For her exhibition at Camden Arts Centre, Du Pasquier expands beyond the canvas to inhabit the entirety of the gallery spaces as a field of composition. Modular designs and geometric shapes cover the walls, transforming Galleries 1 and 2 into an immersive environment of constructed landscapes. As with her early design work, these vividly-coloured compositions examine the expressive relationship between two- and three-dimensional forms, space and representation to navigate ways of viewing the world. Bright bands of colour painted directly onto the perimeter walls contrasted against busy interior walls and intimate smaller rooms divide Camden Arts Centres gallery spaces, shifting between real and illusory sightlines and horizons.
The tradition of image-making underlies Du Pasquiers practice, inspired by visual artefacts from ancient times through to modern popular culture. Within the exhibition, a small room houses a new series of drawings made daily throughout this summer alongside seven new ceramic sculptures, one for each day of the week, developed from Du Pasquiers sustained interest in the subtle autobiographical nature of the still life.
Continuing Du Pasquiers long-standing work with surface design, patterned wallpaper covering the interior of another room is punctuated by irregular shaped raw canvas paintings of pared back abstract compositions. Whilst gravity and weight pull the drawings and ceramic pieces into form, in these works, Du Pasquier frees herself from the limitations of physics. Bringing abstraction to the fore, the compositions remain ambiguous: impossible as constructions in reality but nevertheless retaining a three-dimensional sensibility.
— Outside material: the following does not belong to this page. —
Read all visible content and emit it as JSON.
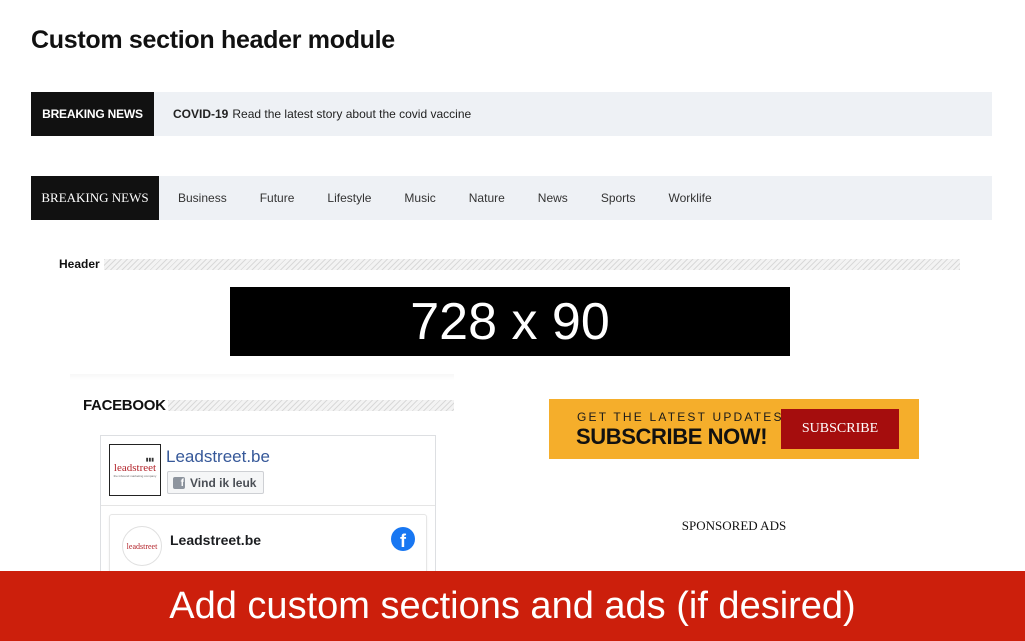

Other Rooms represents Du Pasquiers desire to transform spaces with her own means, devoid of architectural rules and utilising the tools of the painter line, colour and form to transport the viewer to another place.
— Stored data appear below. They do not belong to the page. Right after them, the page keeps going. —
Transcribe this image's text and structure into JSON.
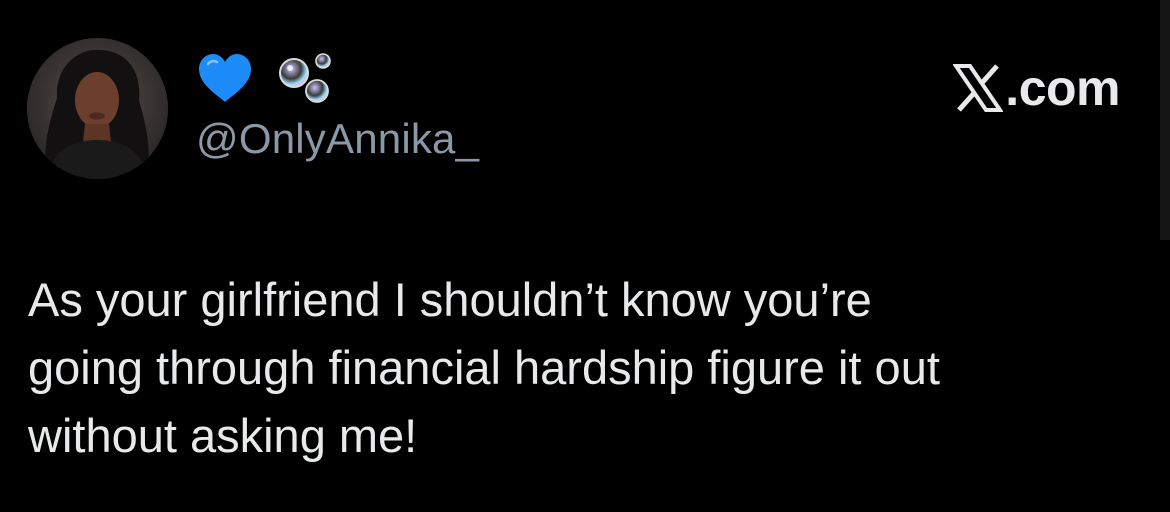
{
  "author": {
    "handle": "@OnlyAnnika_",
    "display_emoji": [
      "blue-heart-icon",
      "soap-bubbles-icon"
    ]
  },
  "brand": {
    "logo": "x-logo-icon",
    "suffix": ".com"
  },
  "tweet": {
    "text": "As your girlfriend I shouldn’t know you’re\ngoing through financial hardship figure it out\nwithout asking me!"
  },
  "colors": {
    "background": "#000000",
    "text": "#e7e9ea",
    "handle": "#8b98a5",
    "heart": "#1d8cf8"
  }
}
Nathalie Du Pasquier was born in Bordeaux in 1957 and relocated to Milan in 1979. Until 1986, she worked as a designer and was a founding member of the design group Memphis. In 1987 painting became her main activity. Between 1989 and 2008 she worked regularly with Le Cadre Gallery, Hong Kong, allowing her to develop from her early still lifes to more abstract compositions. Her work has been the subject of solo exhibitions, including The Fruitmarket Gallery, Edinburgh (1992) and Pace Gallery, London (2017). The first comprehensive exhibition of Du Pasquier, curated by Luca Lo Pinto was held at Kunsthalle, Vienna in 2016 and a second iteration will take place at the ICA, Philadelphia in September 2017.